The corner bus stop, route 16, is the third-busiest route in the system, with nearly 16,000 passengers per month, according to the Comet. Before the 5-foot-wide, 254-foot long sidewalk, constructed by Armstrong Contractors LLC, was built, those passengers had to navigate a difficult and potentially dangerous path mere steps from one the city’s busiest roads.
“In a neighborhood like this, safe access to your transit corridor is mission critical,” Schneider said. “This is Two Notch Road, one of the busiest in the region. So why wouldn’t you want to connect a neighborhood directly with that? This is a nice long sidewalk. It’s great for persons with disabilities, seniors, (or) parents with strollers that just simply want to access one of the major thoroughfares of the community.”

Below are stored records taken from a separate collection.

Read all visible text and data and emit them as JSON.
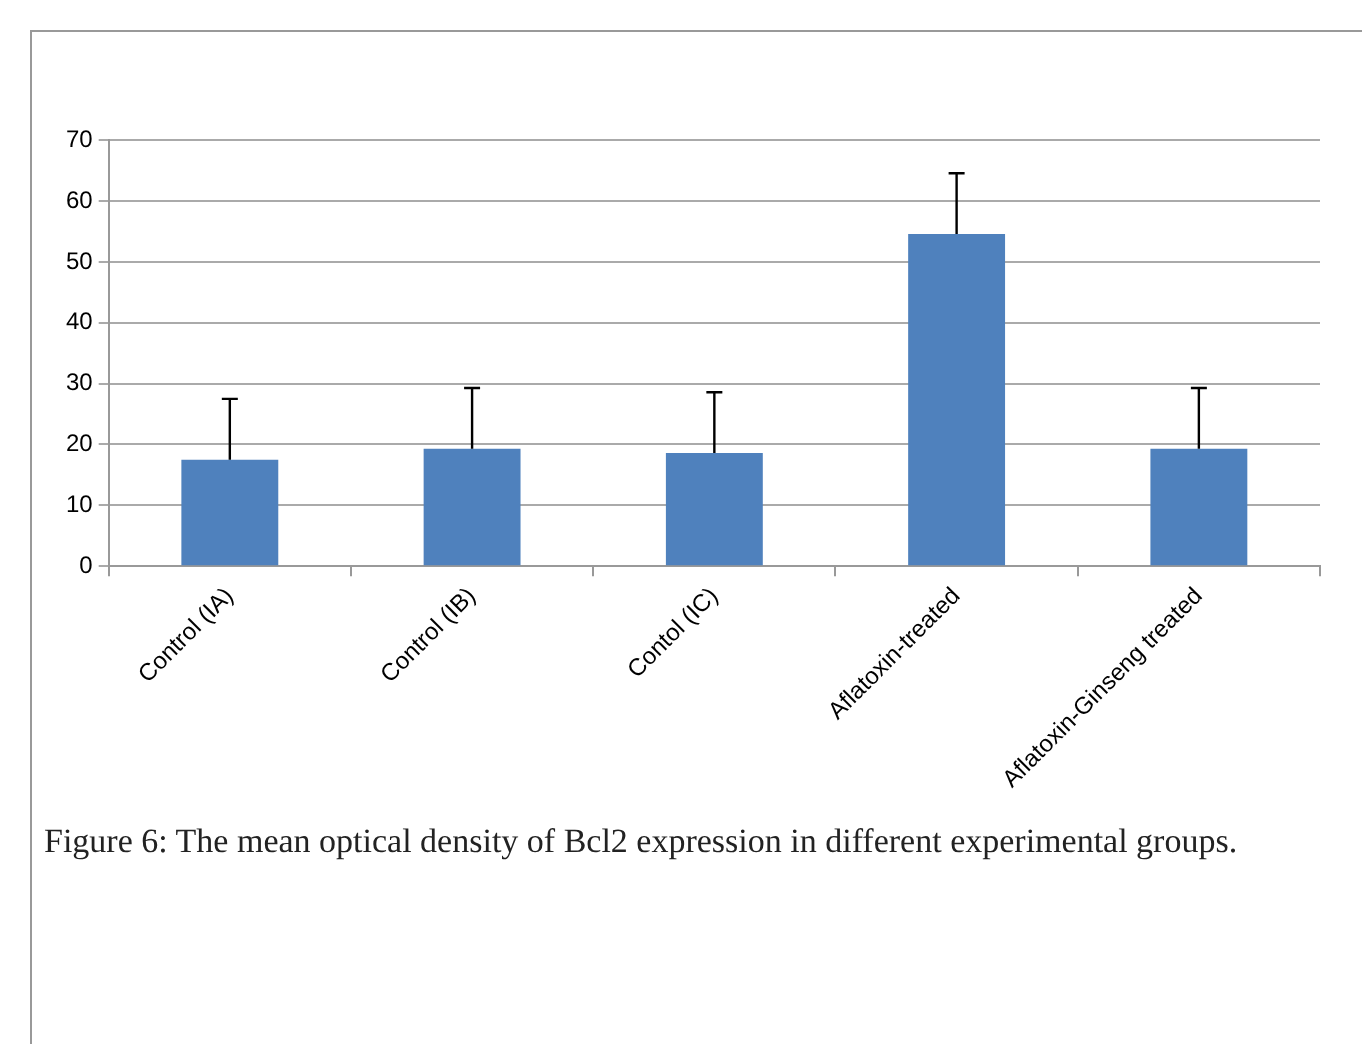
{
  "chart_data": {
    "type": "bar",
    "categories": [
      "Control (IA)",
      "Control (IB)",
      "Contol (IC)",
      "Aflatoxin-treated",
      "Aflatoxin-Ginseng treated"
    ],
    "values": [
      17.5,
      19.3,
      18.6,
      54.6,
      19.3
    ],
    "errors": [
      [
        17.5,
        27.5
      ],
      [
        19.3,
        29.3
      ],
      [
        18.6,
        28.6
      ],
      [
        54.6,
        64.6
      ],
      [
        19.3,
        29.3
      ]
    ],
    "color": "#4f81bd",
    "ylim": [
      0,
      70
    ],
    "yticks": [
      0,
      10,
      20,
      30,
      40,
      50,
      60,
      70
    ],
    "grid": "y",
    "legend": false,
    "annotations": [
      "Figure 6: The mean optical density of Bcl2 expression in different experimental groups."
    ]
  }
}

Rush said the sidewalk project demonstrates to citizens that Transportation Penny money is being well-spent. The S.C. Department of Revenue decided in late April to withhold allocations of penny tax proceeds because it said the Richland County Council has not implemented a “common uniform standard” to ensure that the money is being spent solely on transportation projects.
The County Council countered that the Revenue Department hasn’t proven it has the authority to withhold those funds, and on May 2 voted to take whatever action was necessary to defend the program – possibly signaling a legal showdown.
“I think we may be moving in that direction,” Rush said today. “It’s just a matter of interpretation of the law and where the authority is. If we can get that question answered and allow the courts to answer that question, I think that that will set the bar for everyone involved.”
Today’s focus was on a neighborhood, not a potential courtroom. As buses wheezed to a stop and car honks honked, Belvedere residents examined the new sidewalk.
“It makes such an impact on a community and makes it so much more livable,” Schneider said. “It’s a great neighborhood, one of Columbia’s historic neighborhoods, so to continue to have development in an area like this is fantastic.”
The bus stop is scheduled to receive new benches, funded by the penny tax, later this year.
“It’s important that we try to continue to gain the trust of the public, to let them know that these projects are being done, and within budget and on time,” Rush said. “… You just want to make sure that you protect the taxpayers’ dollars and protect the mission of this penny sales tax program.”